Titled Good Fences Make Good Neighbors, Ai’s work falls on PAF’s 40th anniversary and features 18 sculptural installations, 200 two-dimensional works, and 100 documentary images. Ai, who studied Western modern and contemporary art in New York City as a student in the 1980s, reflects current global geopolitics and international migration in his work.
Some of Ai’s installations, such as a metal cage under the Washington Square Arch, are site specific, whereas others, like a new series of more than 100 images found on JCDecaux bus shelters and newsstands, as well as LinkNYC kiosks, are not. With regard to the latter, the documentary photographs will be paired with quotes from poets and writers and will touch on global displacement. These will appear in all five boroughs, as will 200 lampposts banners that have images of displaced people on them.
As for the other large-scale sculptural installations, these can be found at the Doris C. Freedman Plaza in Central Park; the Unisphere, at Flushing Meadows Corona Park, Queens; 48 East 7th Street, East Village; 189 Chrystie Street, Lower East Side; 248 Bowery, Lower East Side; The Cooper Union for the Advancement of Science and Art, Astor Place; Essex Street Market, Lower East Side; and ten JCDecaux Bus Shelters in Downtown Brooklyn and Harlem.
“Ai Weiwei is unique in having combined the roles of preeminent contemporary artist, political dissident, and human rights activist in such a prominent and powerful way,” said Public Art Fund Director & Chief Curator Nicholas Baume in a press release. “In many ways, Good Fences Make Good Neighbors is the culmination of his work to date.
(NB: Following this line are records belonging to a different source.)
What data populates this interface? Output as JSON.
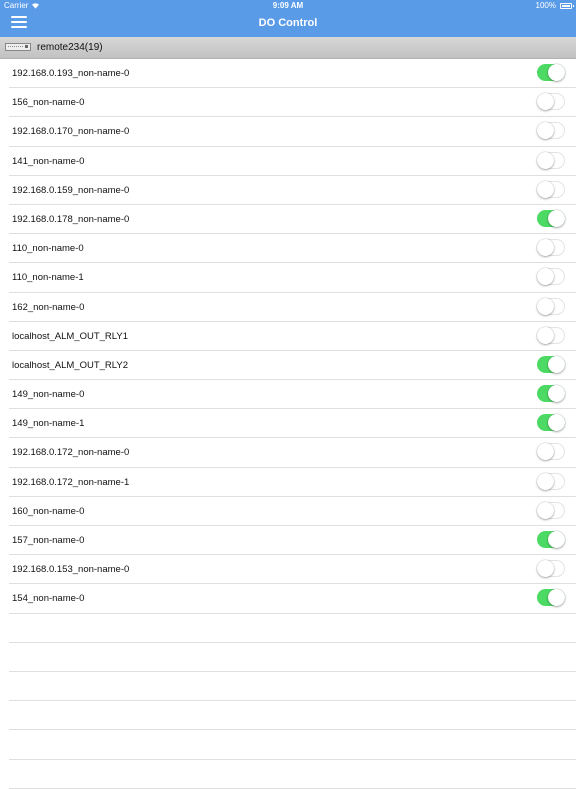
{
  "status_bar": {
    "carrier": "Carrier",
    "time": "9:09 AM",
    "battery": "100%"
  },
  "nav": {
    "title": "DO Control",
    "menu_icon": "hamburger-icon"
  },
  "section": {
    "label": "remote234(19)",
    "icon": "device-icon"
  },
  "colors": {
    "nav_bg": "#5a9be8",
    "switch_on": "#4cd964"
  },
  "items": [
    {
      "label": "192.168.0.193_non-name-0",
      "on": true
    },
    {
      "label": "156_non-name-0",
      "on": false
    },
    {
      "label": "192.168.0.170_non-name-0",
      "on": false
    },
    {
      "label": "141_non-name-0",
      "on": false
    },
    {
      "label": "192.168.0.159_non-name-0",
      "on": false
    },
    {
      "label": "192.168.0.178_non-name-0",
      "on": true
    },
    {
      "label": "110_non-name-0",
      "on": false
    },
    {
      "label": "110_non-name-1",
      "on": false
    },
    {
      "label": "162_non-name-0",
      "on": false
    },
    {
      "label": "localhost_ALM_OUT_RLY1",
      "on": false
    },
    {
      "label": "localhost_ALM_OUT_RLY2",
      "on": true
    },
    {
      "label": "149_non-name-0",
      "on": true
    },
    {
      "label": "149_non-name-1",
      "on": true
    },
    {
      "label": "192.168.0.172_non-name-0",
      "on": false
    },
    {
      "label": "192.168.0.172_non-name-1",
      "on": false
    },
    {
      "label": "160_non-name-0",
      "on": false
    },
    {
      "label": "157_non-name-0",
      "on": true
    },
    {
      "label": "192.168.0.153_non-name-0",
      "on": false
    },
    {
      "label": "154_non-name-0",
      "on": true
    }
  ]
}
It grows out of his personal experience of ‘otherness,’ his distinguished practice as both artist and architectural designer, as well as his intensive research on the international refugee crisis and [the] global rise of nationalism. At the same time, his long and formative history with New York has been deeply influential in the development of this exhibition.”
Ai will create variations on the fence—from metal chain link to synthetic netting—to form interventions that adapt to their sites, as if growing out of urban space and changing how we relate to the fence and our environment.
Good Fences Make Good Neighbors runs through February 11, 2018.